Feeling this way reminded me that one of my very favorite memories was my dad’s response to a gift I sent him in 2020. A year before his death, he had finally tuned up his kit and was playing again. Covid running rampant, me being unable to be there to see it and hear his playing in person, I arranged for him to get a Cameo from a drummer who was an idol and a teacher in his eyes, encouraging him to keep going. My stepmom recorded his reaction. The surprise. Oh my god. I live for that, still. He kept saying, “How? How did you do that?” and when I hear him asking that in my mind, it feels like my heart is being filled with sunshine.
To embody love is to exist in light, and there are so many ways to do that. Love can travel a distance, it can defy endings. But still, it means something to give people their flowers while they’re here.
With love,
Kit
✺ I have a playlist filled with sentimental pop, which I continually add to. I’ve been turning to it a lot this week, and I highly recommend having one for yourself. It’s important that—and I cannot stress this enough—it’s pop. Or the closest you can get. Mine has a lot of Khalid and Sam Smith on it. I pick songs specifically about seeking out intimacy (or providing it), resilience, and unmasking. It feels like medicine, and it’s an extra delight to play it with a nod to my inner teen who would have rather died than listen to Justin Bieber.
✺ My partner and I have been engaging in very serious discussion about how to differentiate between something (song, book, movie, what have you) that is very good from something that is now-it’s-in-my-bloodstream-forever good. What shifts something we like to something that’s a favorite? Is this discernment important? And how is it that knowing someone else’s favorites of everything is still one of the most beautiful goddamn things that we humans ever came up with?
✺ Have you seen book covers lately? There are so many books released this year that I want to buy because of the cover art. (Check the Ellsworth Kelly piece on the cover of Pure Color). What an odd dream to have something you’ve made as the skin of something someone else has made.
✺ Cool Whip on top of the morning cup of coffee just to make it a little extra.

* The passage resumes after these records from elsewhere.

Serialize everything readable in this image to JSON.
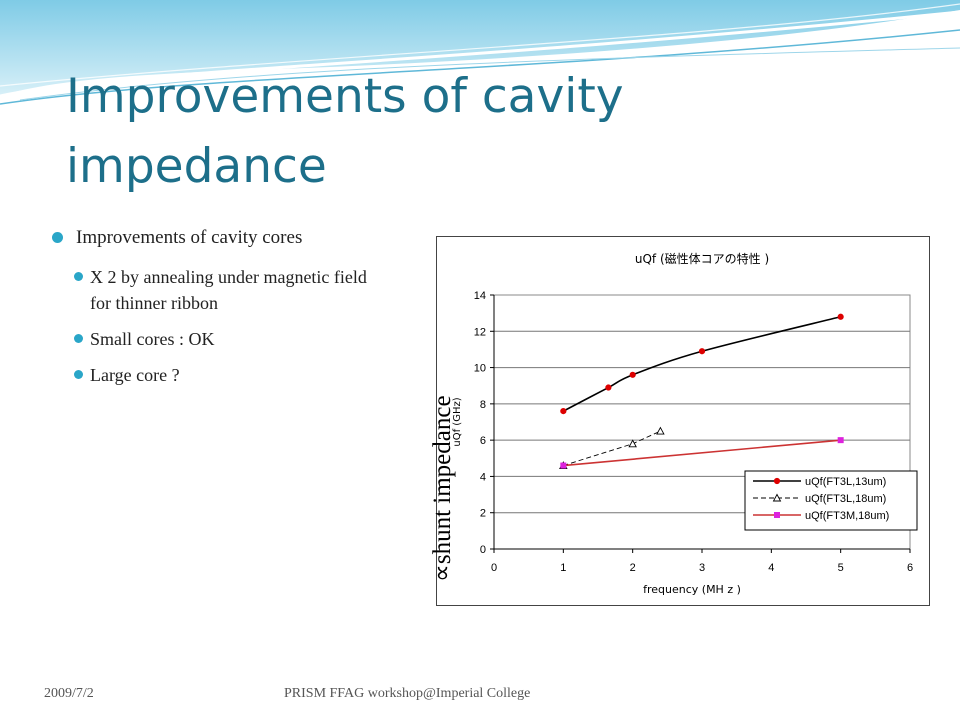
{
  "slide": {
    "title": "Improvements of cavity impedance",
    "bullets": [
      {
        "text": "Improvements of cavity cores",
        "sub": [
          "X 2 by annealing under magnetic field for thinner ribbon",
          "Small cores : OK",
          "Large core ?"
        ]
      }
    ],
    "rotated_label": "∝shunt  impedance",
    "footer": {
      "date": "2009/7/2",
      "venue": "PRISM FFAG workshop@Imperial College"
    },
    "accent_color": "#1d6f8a",
    "bullet_color": "#2aa6c8"
  },
  "chart_data": {
    "type": "line",
    "title": "uQf (磁性体コアの特性 )",
    "xlabel": "frequency (MH z )",
    "ylabel": "uQf (GHz)",
    "xlim": [
      0,
      6
    ],
    "ylim": [
      0,
      14
    ],
    "xticks": [
      "0",
      "1",
      "2",
      "3",
      "4",
      "5",
      "6"
    ],
    "yticks": [
      "0",
      "2",
      "4",
      "6",
      "8",
      "10",
      "12",
      "14"
    ],
    "grid": "horizontal",
    "legend_position": "bottom-right",
    "series": [
      {
        "name": "uQf(FT3L,13um)",
        "color": "#000000",
        "marker": "circle",
        "marker_color": "#dd0000",
        "line": "solid",
        "smooth": true,
        "x": [
          1,
          1.65,
          2,
          3,
          5
        ],
        "y": [
          7.6,
          8.9,
          9.6,
          10.9,
          12.8
        ]
      },
      {
        "name": "uQf(FT3L,18um)",
        "color": "#000000",
        "marker": "triangle",
        "marker_color": "#000000",
        "line": "dashed",
        "smooth": false,
        "x": [
          1,
          2,
          2.4
        ],
        "y": [
          4.6,
          5.8,
          6.5
        ]
      },
      {
        "name": "uQf(FT3M,18um)",
        "color": "#cc3333",
        "marker": "square",
        "marker_color": "#dd22dd",
        "line": "solid",
        "smooth": false,
        "x": [
          1,
          5
        ],
        "y": [
          4.6,
          6.0
        ]
      }
    ]
  }
}
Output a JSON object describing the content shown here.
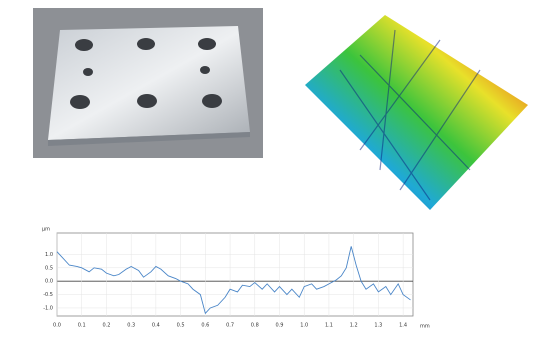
{
  "chart_data": {
    "type": "line",
    "y_label": "μm",
    "x_label": "mm",
    "x": [
      0.0,
      0.02,
      0.05,
      0.08,
      0.1,
      0.13,
      0.15,
      0.18,
      0.2,
      0.23,
      0.25,
      0.28,
      0.3,
      0.33,
      0.35,
      0.38,
      0.4,
      0.42,
      0.45,
      0.48,
      0.5,
      0.53,
      0.55,
      0.58,
      0.6,
      0.62,
      0.65,
      0.68,
      0.7,
      0.73,
      0.75,
      0.78,
      0.8,
      0.83,
      0.85,
      0.88,
      0.9,
      0.93,
      0.95,
      0.98,
      1.0,
      1.03,
      1.05,
      1.08,
      1.1,
      1.13,
      1.15,
      1.17,
      1.19,
      1.21,
      1.23,
      1.25,
      1.28,
      1.3,
      1.33,
      1.35,
      1.38,
      1.4,
      1.43
    ],
    "values": [
      1.1,
      0.9,
      0.6,
      0.55,
      0.5,
      0.35,
      0.5,
      0.45,
      0.3,
      0.2,
      0.25,
      0.45,
      0.55,
      0.4,
      0.15,
      0.35,
      0.55,
      0.45,
      0.2,
      0.1,
      0.0,
      -0.1,
      -0.3,
      -0.5,
      -1.2,
      -1.0,
      -0.9,
      -0.6,
      -0.3,
      -0.4,
      -0.15,
      -0.2,
      -0.05,
      -0.3,
      -0.1,
      -0.4,
      -0.2,
      -0.5,
      -0.3,
      -0.6,
      -0.2,
      -0.1,
      -0.3,
      -0.2,
      -0.1,
      0.05,
      0.2,
      0.5,
      1.3,
      0.6,
      0.0,
      -0.3,
      -0.1,
      -0.4,
      -0.2,
      -0.5,
      -0.1,
      -0.5,
      -0.7
    ],
    "color": "#4a86c8",
    "xlim": [
      0,
      1.44
    ],
    "ylim": [
      -1.3,
      1.8
    ],
    "xticks": [
      {
        "value": 0,
        "label": "0.0"
      },
      0.1,
      0.2,
      0.3,
      0.4,
      0.5,
      0.6,
      0.7,
      0.8,
      0.9,
      {
        "value": 1,
        "label": "1.0"
      },
      1.1,
      1.2,
      1.3,
      1.4
    ],
    "yticks": [
      {
        "value": 1,
        "label": "1.0"
      },
      0.5,
      {
        "value": 0,
        "label": "0.0"
      },
      -0.5,
      {
        "value": -1,
        "label": "-1.0"
      }
    ],
    "grid": true
  }
}
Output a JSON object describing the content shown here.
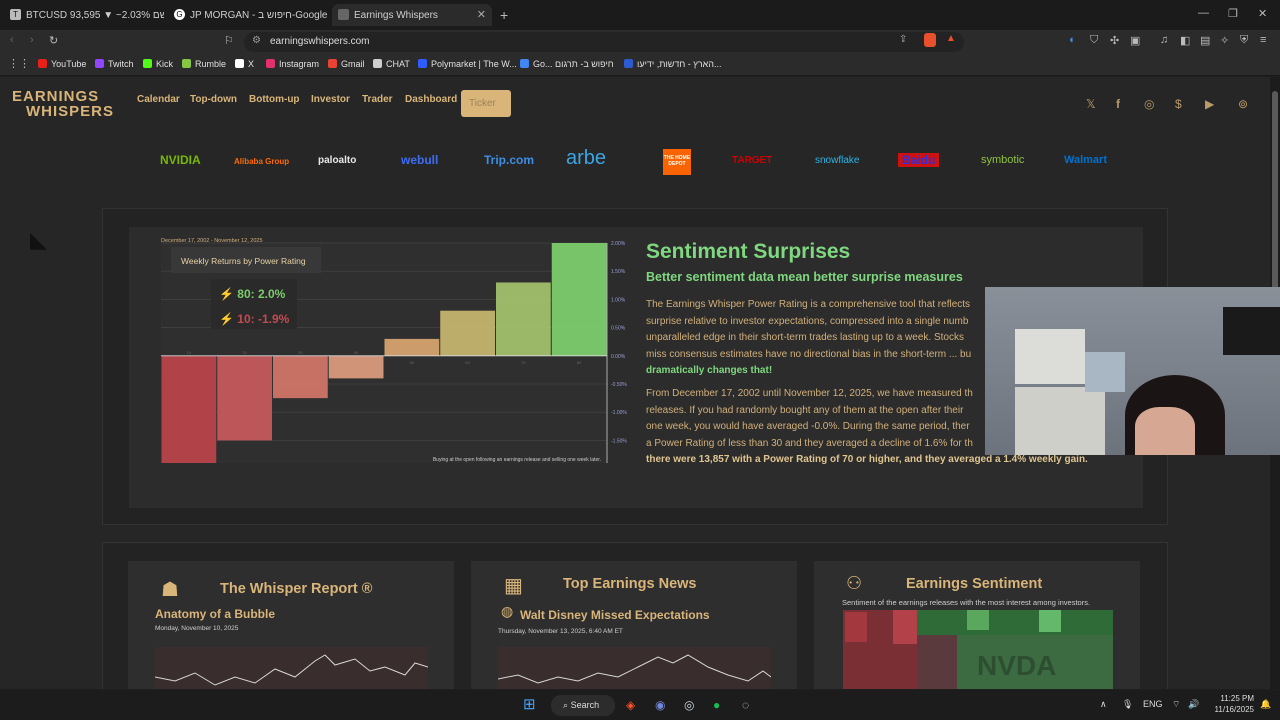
{
  "tabs": [
    {
      "label": "BTCUSD 93,595 ▼ −2.03% ללא שם",
      "icon": "tradingview-icon"
    },
    {
      "label": "JP MORGAN - חיפוש ב-Google",
      "icon": "google-icon"
    },
    {
      "label": "Earnings Whispers",
      "icon": "page-icon",
      "active": true
    }
  ],
  "url": "earningswhispers.com",
  "bookmarks": [
    {
      "label": "YouTube",
      "color": "#e62117"
    },
    {
      "label": "Twitch",
      "color": "#9146ff"
    },
    {
      "label": "Kick",
      "color": "#53fc18"
    },
    {
      "label": "Rumble",
      "color": "#85c742"
    },
    {
      "label": "X",
      "color": "#ffffff"
    },
    {
      "label": "Instagram",
      "color": "#e1306c"
    },
    {
      "label": "Gmail",
      "color": "#ea4335"
    },
    {
      "label": "CHAT",
      "color": "#cfcfcf"
    },
    {
      "label": "Polymarket | The W...",
      "color": "#2e5cff"
    },
    {
      "label": "Go... חיפוש ב- תרגום",
      "color": "#4285f4"
    },
    {
      "label": "הארץ - חדשות, ידיעו...",
      "color": "#2d5bd1"
    }
  ],
  "site": {
    "logo_top": "EARNINGS",
    "logo_bottom": "WHISPERS",
    "nav": [
      "Calendar",
      "Top-down",
      "Bottom-up",
      "Investor",
      "Trader",
      "Dashboard"
    ],
    "ticker_placeholder": "Ticker",
    "brands": [
      "NVIDIA",
      "Alibaba Group",
      "paloalto",
      "webull",
      "Trip.com",
      "arbe",
      "THE HOME DEPOT",
      "TARGET",
      "snowflake",
      "Baidu",
      "symbotic",
      "Walmart"
    ]
  },
  "sentiment": {
    "title": "Sentiment Surprises",
    "subtitle": "Better sentiment data mean better surprise measures",
    "para1_start": "The Earnings Whisper Power Rating is a comprehensive tool that reflects",
    "para1_line2": "surprise relative to investor expectations, compressed into a single numb",
    "para1_line3": "unparalleled edge in their short-term trades lasting up to a week. Stocks",
    "para1_line4": "miss consensus estimates have no directional bias in the short-term ... bu",
    "para1_bold": "dramatically changes that!",
    "para2_l1": "From December 17, 2002 until November 12, 2025, we have measured th",
    "para2_l2": "releases. If you had randomly bought any of them at the open after their",
    "para2_l3": "one week, you would have averaged -0.0%. During the same period, ther",
    "para2_l4": "a Power Rating of less than 30 and they averaged a decline of 1.6% for th",
    "para2_bold": "there were 13,857 with a Power Rating of 70 or higher, and they averaged a 1.4% weekly gain."
  },
  "chart_data": {
    "type": "bar",
    "title": "Weekly Returns by Power Rating",
    "date_range": "December 17, 2002 - November 12, 2025",
    "footnote": "Buying at the open following an earnings release and selling one week later.",
    "categories": [
      "10",
      "20",
      "30",
      "40",
      "50",
      "60",
      "70",
      "80"
    ],
    "values": [
      -1.9,
      -1.5,
      -0.75,
      -0.4,
      0.3,
      0.8,
      1.3,
      2.0
    ],
    "ylim": [
      -1.9,
      2.0
    ],
    "yticks": [
      "2.00%",
      "1.50%",
      "1.00%",
      "0.50%",
      "0.00%",
      "-0.50%",
      "-1.00%",
      "-1.50%"
    ],
    "ytick_values": [
      2.0,
      1.5,
      1.0,
      0.5,
      0.0,
      -0.5,
      -1.0,
      -1.5
    ],
    "tooltip_high": "80: 2.0%",
    "tooltip_low": "10: -1.9%",
    "colors": {
      "positive": "#7ccc6c",
      "negative": "#c04b50",
      "mid": "#d9a46e"
    }
  },
  "cards": [
    {
      "title": "The Whisper Report ®",
      "sub": "Anatomy of a Bubble",
      "date": "Monday, November 10, 2025",
      "icon": "reporter-icon"
    },
    {
      "title": "Top Earnings News",
      "sub": "Walt Disney Missed Expectations",
      "date": "Thursday, November 13, 2025, 6:40 AM ET",
      "icon": "newspaper-icon"
    },
    {
      "title": "Earnings Sentiment",
      "sub": "Sentiment of the earnings releases with the most interest among investors.",
      "heat_label": "NVDA",
      "icon": "group-icon"
    }
  ],
  "taskbar": {
    "search": "Search",
    "lang": "ENG",
    "time": "11:25 PM",
    "date": "11/16/2025"
  }
}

✺ End-of-the-year reflections and work self-evaluations as mini life reviews. We’ve been microdosing death planning for much longer than we’ve realized, and practicing small, socially encouraged rituals for grief without naming it grief.
✺ The inherent power of asking the right question. The impact of asking loving questions. Lately I’ve been asking people what questions they most like being asked, so now, Reader, I’d like to ask you. What questions do you most like being asked?